Understanding this year’s NFL season is like finding an easy economics class at Georgetown: it just can’t be done. Both of last year’s Super Bowl teams missed the playoffs and St. Louis Rams quarterback Kurt Warner looked more like Elvis Grbac than Joe Montana. The New York Giants and Jets both made the playoffs and conjured up dreams of a magical Meadowlands Super Bowl (sorry but Subway Super Bowl makes no sense in this case). The AFC playoff race in the last couple weeks had more than a hundred possible permutations, but even more inexplicably, the New Orleans Saints couldn’t beat the Cincinnati Bungles on the road in the second to last week of the season and therefore lost a playoff spot.

If anything, it was the year of the third-string quarterback. No one received more attention than benchwarmer A.J. Feeley who, with the help of a superb Eagle defense, led Philadelphia’s late-season charge to the number one seed in the NFC. Winless Kurt Warner somehow reincarnated himself into third-stringer Marc Bulger, who looked phenomenal when he wasn’t hurt. Though he started off the season as the backup, Pittsburgh Steeler Tommy addox virtually qualified for third-string status with his stints in the Arena League and most embarrassingly, the XFL. The XFL’s first and only MVP finally put an end to the Kordell Stewart experiment and solidified his place as a true starting quarterback.

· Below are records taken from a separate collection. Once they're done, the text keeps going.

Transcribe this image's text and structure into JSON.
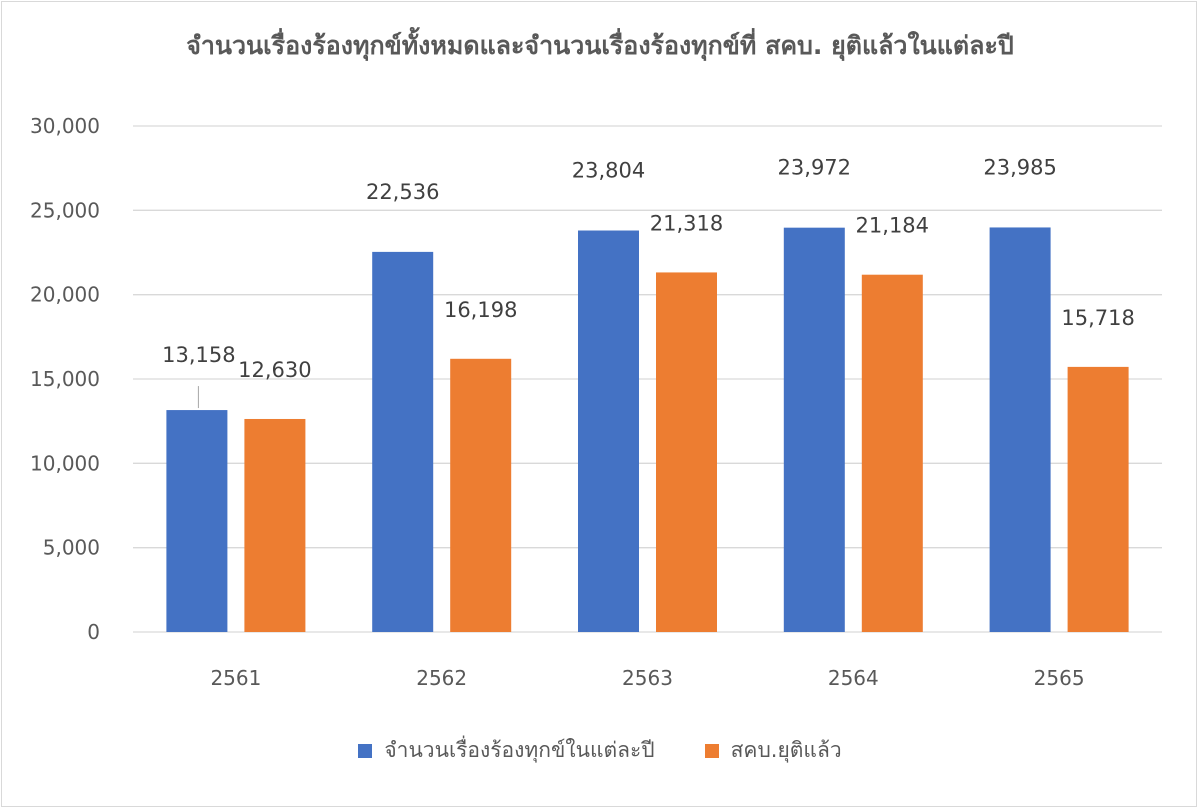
{
  "chart_data": {
    "type": "bar",
    "title": "จำนวนเรื่องร้องทุกข์ทั้งหมดและจำนวนเรื่องร้องทุกข์ที่ สคบ. ยุติแล้วในแต่ละปี",
    "xlabel": "",
    "ylabel": "",
    "categories": [
      "2561",
      "2562",
      "2563",
      "2564",
      "2565"
    ],
    "series": [
      {
        "name": "จำนวนเรื่องร้องทุกข์ในแต่ละปี",
        "values": [
          13158,
          22536,
          23804,
          23972,
          23985
        ],
        "labels": [
          "13,158",
          "22,536",
          "23,804",
          "23,972",
          "23,985"
        ],
        "color": "#4472C4"
      },
      {
        "name": "สคบ.ยุติแล้ว",
        "values": [
          12630,
          16198,
          21318,
          21184,
          15718
        ],
        "labels": [
          "12,630",
          "16,198",
          "21,318",
          "21,184",
          "15,718"
        ],
        "color": "#ED7D31"
      }
    ],
    "ylim": [
      0,
      30000
    ],
    "yticks": [
      0,
      5000,
      10000,
      15000,
      20000,
      25000,
      30000
    ],
    "ytick_labels": [
      "0",
      "5,000",
      "10,000",
      "15,000",
      "20,000",
      "25,000",
      "30,000"
    ],
    "grid": true,
    "legend_position": "bottom"
  }
}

Lest we forget about Steve Spurrier’s game of musical quarterbacks in Washington where third string one day could translate into starter the next day.

This was also the year of overrated new faces in new places. The aforementioned Spurrier and defensive genius Marvin Lewis led the Redskins not to the Super Bowl, but to mediocrity and confusion. Ditto with Tony Dungy in Indianapolis. Ricky Williams had a career year with Miami, but the Dolphins once again crumbled in December and failed to make the playoffs. The same thing applies to Drew Bledsoe, who launched offensive fireworks in Buffalo but still left the city with the bitter taste of Scott Norwood wide right. But perhaps the most overrated new face was not on the field but in the booth. Yes, the legend himself, John Madden, provided harmless observations that my non-football-watching mom could make. Aside from Madden’s patented sound effects and his Maddencruiser, adden during every game sounded like Dick Vitale high on Duke. Everyone was Awesome with a capital “A,” baby.

Usually the playoffs calm the waters of the regular season and bring everything back to normal. In some part, wild card weekend did hold true to this tradition. Despite its four-game winning streak and the New York media hyping a possible Jets-Giants Super Bowl, the Giants crashed and burned during a one-point loss to San Francisco. Like its losses to Houston and Tennessee earlier in the season, the Giants fell apart at the end of game. Usual Giants scapegoat Kerry Collins stayed as far away from this mess as possible by throwing for four touchdowns and generating a powerful offense. Instead the blame was unfairly put on 41-year old Trey Junkin, who was playing his first game as a Giant. Watching a teary-eyed Junkin put all the blame on himself was honorable compared to the reluctant members of the Giants defense. Forget the blown referee call, Paul Tagliabue’s intervention and other tidbits; the truth is that the Giants defense could not handle the 49ers’ no-huddle offense in the second half.

On the other hand, the Jets and Falcons defied the odds. Mike Vick surprised even his most devout followers when he pulled off the impossible by winning a playoff game in Green Bay. While no one had previously beaten the Packers in a playoff game at Lambeau Field, the Packers had never faced a quarterback who could do virtually anything like Vick.

Though not as talented as Vick, the Jets’ Chad Pennington looked like Broadway Joe Namath in crushing the hapless Colts, 41-0. People expected the Jets to win this game but not by this much. Peyton Manning and Tony Dungy’s playoff jinx certainly contributed to the Colts’ loss, but Pennington’s pocket presence was uncanny.

This weekend’s conference semifinal matchups may not live up to the surprises and drama of wild card weekend, but given the way the season has gone, there should be a few more gifts under the Christmas tree.